= Borge Bay =

Large bay on Signy Island

Borge Bay is a large, irregularly-shaped bay that dominates the east side of Signy Island, in the South Orkney Islands of Antarctica. It was charted in 1912 by Norwegian whaling captain Petter Sorlle, and named for Captain Hans Borge of the Polynesia, who undertook additional mapping of the bay during the following year. It was charted in more detail in 1927 and 1933 by Discovery Investigations personnel, who named many of its features. It was surveyed further in 1947 by the Falkland Islands Dependencies Survey (FIDS), which named several other features.

== Geography ==
The headland Balin Point marks the north side of the entrance to Borge Bay. It was charted in 1933 and named in association with Balin Rocks. To the south along the coast are Drying Point, Mooring Point, and Knife Point, whose names first appear on a chart based upon the 1927 survey of Borge Bay, possibly reflecting earlier names given by whalers. Berntsen Point forms the south side of Borge Bay. It was charted in 1927 and probably named for Captain Søren Berntsen of the Orwell.
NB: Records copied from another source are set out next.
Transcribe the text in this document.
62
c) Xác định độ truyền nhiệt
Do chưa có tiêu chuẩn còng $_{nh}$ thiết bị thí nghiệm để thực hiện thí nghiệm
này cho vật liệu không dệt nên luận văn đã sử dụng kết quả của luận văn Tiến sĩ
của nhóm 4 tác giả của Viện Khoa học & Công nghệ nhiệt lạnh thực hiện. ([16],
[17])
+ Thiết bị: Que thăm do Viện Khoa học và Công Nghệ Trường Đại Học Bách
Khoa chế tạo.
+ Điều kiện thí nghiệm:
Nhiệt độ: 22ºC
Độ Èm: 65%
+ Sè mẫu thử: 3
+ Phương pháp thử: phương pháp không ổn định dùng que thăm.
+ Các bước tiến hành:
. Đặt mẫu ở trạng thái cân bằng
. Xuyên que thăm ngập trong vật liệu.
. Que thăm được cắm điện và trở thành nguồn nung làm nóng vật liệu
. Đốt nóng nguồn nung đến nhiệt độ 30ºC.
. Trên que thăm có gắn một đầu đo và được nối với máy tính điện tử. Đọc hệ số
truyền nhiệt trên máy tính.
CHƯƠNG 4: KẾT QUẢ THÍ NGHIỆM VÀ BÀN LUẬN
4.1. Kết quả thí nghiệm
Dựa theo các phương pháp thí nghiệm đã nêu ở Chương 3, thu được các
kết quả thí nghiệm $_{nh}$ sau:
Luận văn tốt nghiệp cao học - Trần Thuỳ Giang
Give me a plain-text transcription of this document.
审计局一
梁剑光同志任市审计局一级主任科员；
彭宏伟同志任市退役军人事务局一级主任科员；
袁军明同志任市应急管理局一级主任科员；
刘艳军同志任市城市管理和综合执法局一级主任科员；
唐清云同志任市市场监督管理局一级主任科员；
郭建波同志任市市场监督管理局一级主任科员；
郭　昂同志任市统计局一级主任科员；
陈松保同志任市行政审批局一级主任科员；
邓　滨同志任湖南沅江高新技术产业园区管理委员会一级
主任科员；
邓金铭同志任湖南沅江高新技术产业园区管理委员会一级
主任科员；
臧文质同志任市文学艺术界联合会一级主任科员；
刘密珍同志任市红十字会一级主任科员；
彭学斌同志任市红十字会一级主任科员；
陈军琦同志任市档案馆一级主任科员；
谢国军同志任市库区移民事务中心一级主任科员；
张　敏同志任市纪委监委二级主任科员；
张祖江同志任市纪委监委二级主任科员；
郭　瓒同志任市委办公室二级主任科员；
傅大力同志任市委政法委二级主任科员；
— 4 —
Right in the inner northwestern corner of the bay are the Mirounga Flats, a small partially enclosed tidal area. The area's eastern limit is formed by the Thule Islands; its northern and western limits by Signy Island. The tidal area dries at low water. The flats were roughly surveyed in 1933 by DI personnel, and resurveyed in 1947 by FIDS. The feature was named by the FIDS because elephant seals (Mirounga leonina) are found there in large numbers during their moulting period.

Waterpipe Beach is a flat shingle beach on the west side of Borge Bay. It was named by FIDS in 1947. An old pipe line from a pumping station by Pumphouse Lake, the southernmost lake in Three Lakes Valley, leads down to this beach and was used by the Tonsberg Hvalfangeri for watering whaling vessels between 1920 and 1930. To the southwest are the descriptively-named Marble Knolls, named by UK-APC. The next notable feature is Pup Cove, a small cove named by UK-APC in recognition of the first recorded birth of an Antarctic fur seal pup on the island. South of that is the Elephant Flats, a mud flat along the shore frequented by elephant seals, which UK-APC named the feature for. South of Waterpipe Beach is Cemetery Bay, a shallow southwest arm of Borge Bay, lying immediately below Orwell Glacier. UK-APC named it in association with the whalers' graves on the east side of the feature. Moraine Valley drains north into the Elephant Flats.

Between Knife Point and Berntsen Point is Factory Cove, roughly surveyed by Captain Borge. It was originally named Borge Harbour by Captain Sorlle, but that name was later transferred to the overall bay of which this cove forms a small part. The cove was resurveyed by DI personnel in 1927 and renamed Factory Cove, because the ruins of the whaling factory built in 1920–21 by the Tonsberg Hvalfangeri stand on its southeastern shore. A group of bluffs rising to 120 m to the south were named Factory Bluffs by UK-APC after the same factory.

=== Offshore ===
There are a number of named rocks and rock groups within Borge Bay. The Balin Rocks are a small group of rocks close south of Balin Point, charted and named by Captain Sorlle and Captain Borge. 0.1 nmi Northeast of Drying Point are a group of rocks called the Billie Rocks. The name "Billie Rock", for the easternmost rock of the group, appeared on the 1927 DI chart, and was later extended to include the entire group. North-northwest of the Billie Rocks is Cam Rock, a low ice-worn rock normally visible even at high water. The 1927 DI chart names it for its supposed resemblance to a cam. Just north of Berntsen Point is the descriptively-named Small Rock, charted and named by DI personnel.